This study aims to develop a deep learning classifier for detecting primary bone lesions on radiographs, emphasizing high sensitivity while maintaining practical clinical usability.

Material and Methods

Radiographs of the upper and lower extremities were reviewed by board-certified radiologists and categorized into two groups: “Normal” (without bone lesions) and “Abnormal” (with bone lesions). The final dataset comprised 1,177 radiographs from 310 patients, including 547 abnormal and 630 normal cases.
The MobileNetV2 architecture was trained with a sensitivity-driven approach designed to minimize false negatives. Model performance was evaluated on a hold-out test set, and attention maps were generated to enhance interpretability and visualize regions contributing to the model's decisions.

Results

The model was tested on a naïve hold-out test set. The results received on the test set: sensitivity of 96.6%, specificity of 82.2%, accuracy of 87.9%, area under the curve (AUC) of 0.94, and 95% confidence interval of [0.901, 0.981].

Conclusion

The study demonstrates the feasibility of deploying AI-based tools for radiographic detection of bone tumors with a sensitivity-focused optimization. These tools have the potential to enhance diagnostic accuracy, reduce diagnostic delays, and support population health initiatives.
基于灵敏度驱动优化的人工智能骨病变分类器。
目的:本研究旨在开发一种用于x线片上原发性骨病变检测的深度学习分类器,在保持临床实用性的同时强调高灵敏度。材料和方法:上肢和下肢的x线片由委员会认证的放射科医生审查,并分为两组:“正常”(无骨损伤)和“异常”(有骨损伤)。最终的数据集包括来自310名患者的1177张x线片,其中包括547例异常病例和630例正常病例。
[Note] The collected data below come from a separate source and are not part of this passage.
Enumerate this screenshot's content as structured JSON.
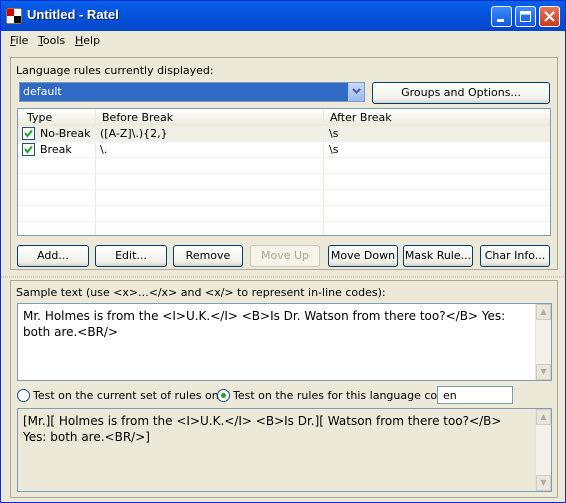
{
  "window": {
    "title": "Untitled - Ratel"
  },
  "menu": {
    "items": [
      "File",
      "Tools",
      "Help"
    ],
    "mnemonics": [
      "F",
      "T",
      "H"
    ]
  },
  "rules_panel": {
    "label": "Language rules currently displayed:",
    "combo_value": "default",
    "groups_button": "Groups and Options...",
    "columns": [
      "Type",
      "Before Break",
      "After Break"
    ],
    "rows": [
      {
        "type": "No-Break",
        "before": "([A-Z]\\.){2,}",
        "after": "\\s",
        "checked": true
      },
      {
        "type": "Break",
        "before": "\\.",
        "after": "\\s",
        "checked": true
      }
    ],
    "buttons": {
      "add": "Add...",
      "edit": "Edit...",
      "remove": "Remove",
      "move_up": "Move Up",
      "move_down": "Move Down",
      "mask_rule": "Mask Rule...",
      "char_info": "Char Info..."
    }
  },
  "test_panel": {
    "sample_label": "Sample text (use <x>...</x> and <x/> to represent in-line codes):",
    "sample_text": "Mr. Holmes is from the <I>U.K.</I> <B>Is Dr. Watson from there too?</B> Yes: both are.<BR/>",
    "radio_current": "Test on the current set of rules only",
    "radio_language": "Test on the rules for this language code:",
    "language_code": "en",
    "result_text": "[Mr.][ Holmes is from the <I>U.K.</I> <B>Is Dr.][ Watson from there too?</B> Yes: both are.<BR/>]"
  },
  "colors": {
    "title_bar": "#0555e0",
    "selection": "#316ac5",
    "close_button": "#c83b1a"
  }
}
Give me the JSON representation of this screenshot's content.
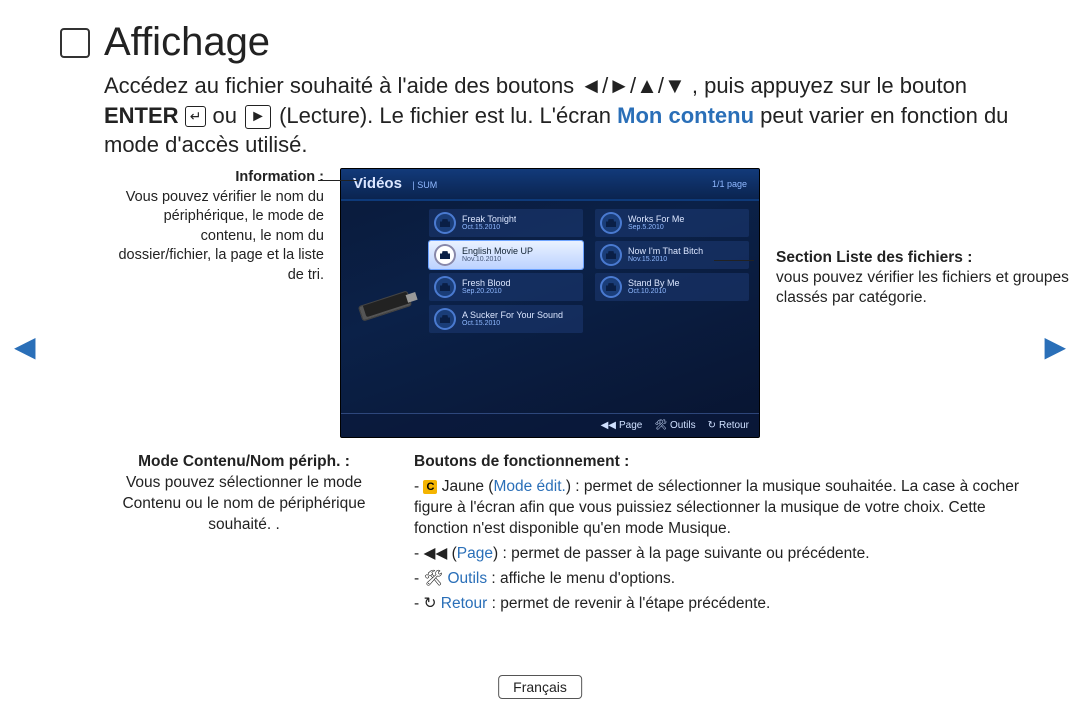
{
  "header": {
    "title": "Affichage"
  },
  "intro": {
    "part1": "Accédez au fichier souhaité à l'aide des boutons ",
    "arrows": "◄/►/▲/▼",
    "part2": ", puis appuyez sur le bouton ",
    "enter": "ENTER",
    "enter_glyph": "↵",
    "ou": " ou ",
    "play_glyph": "►",
    "part3": " (Lecture). Le fichier est lu. L'écran ",
    "mon_contenu": "Mon contenu",
    "part4": " peut varier en fonction du mode d'accès utilisé."
  },
  "left": {
    "info_head": "Information :",
    "info_body": "Vous pouvez vérifier le nom du périphérique, le mode de contenu, le nom du dossier/fichier, la page et la liste de tri."
  },
  "right": {
    "list_head": "Section Liste des fichiers :",
    "list_body": "vous pouvez vérifier les fichiers et groupes classés par catégorie."
  },
  "screen": {
    "title": "Vidéos",
    "sub": "| SUM",
    "page": "1/1 page",
    "files": [
      {
        "name": "Freak Tonight",
        "date": "Oct.15.2010",
        "sel": false
      },
      {
        "name": "Works For Me",
        "date": "Sep.5.2010",
        "sel": false
      },
      {
        "name": "English Movie UP",
        "date": "Nov.10.2010",
        "sel": true
      },
      {
        "name": "Now I'm That Bitch",
        "date": "Nov.15.2010",
        "sel": false
      },
      {
        "name": "Fresh Blood",
        "date": "Sep.20.2010",
        "sel": false
      },
      {
        "name": "Stand By Me",
        "date": "Oct.10.2010",
        "sel": false
      },
      {
        "name": "A Sucker For Your Sound",
        "date": "Oct.15.2010",
        "sel": false
      }
    ],
    "foot": {
      "page": "Page",
      "tools": "Outils",
      "return": "Retour"
    }
  },
  "below_left": {
    "head": "Mode Contenu/Nom périph. :",
    "body": "Vous pouvez sélectionner le mode Contenu ou le nom de périphérique souhaité. ."
  },
  "below_right": {
    "head": "Boutons de fonctionnement :",
    "c": "C",
    "jaune_pref": " Jaune (",
    "mode_edit": "Mode édit.",
    "jaune_suf": ") : permet de sélectionner la musique souhaitée. La case à cocher figure à l'écran afin que vous puissiez sélectionner la musique de votre choix. Cette fonction n'est disponible qu'en mode Musique.",
    "page_glyph": "◀◀",
    "page_label": "Page",
    "page_text": " : permet de passer à la page suivante ou précédente.",
    "tools_glyph": "🛠",
    "tools_label": "Outils",
    "tools_text": " : affiche le menu d'options.",
    "return_glyph": "↻",
    "return_label": "Retour",
    "return_text": " : permet de revenir à l'étape précédente."
  },
  "lang": "Français"
}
MobileNetV2架构采用灵敏度驱动的方法进行训练,旨在最大限度地减少误报。在hold-out测试集上评估模型性能,并生成注意图以增强可解释性和可视化有助于模型决策的区域。结果:模型在naïve hold-out测试集上进行了测试。测试集结果灵敏度为96.6%,特异度为82.2%,准确度为87.9%,曲线下面积(AUC)为0.94,95%可信区间为[0.901,0.981]。结论:该研究证明了应用基于人工智能的工具进行骨肿瘤放射检测的可行性,并进行了敏感性优化。这些工具有可能提高诊断准确性,减少诊断延误,并支持人口健康行动。
本文章由计算机程序翻译,如有差异,请以英文原文为准。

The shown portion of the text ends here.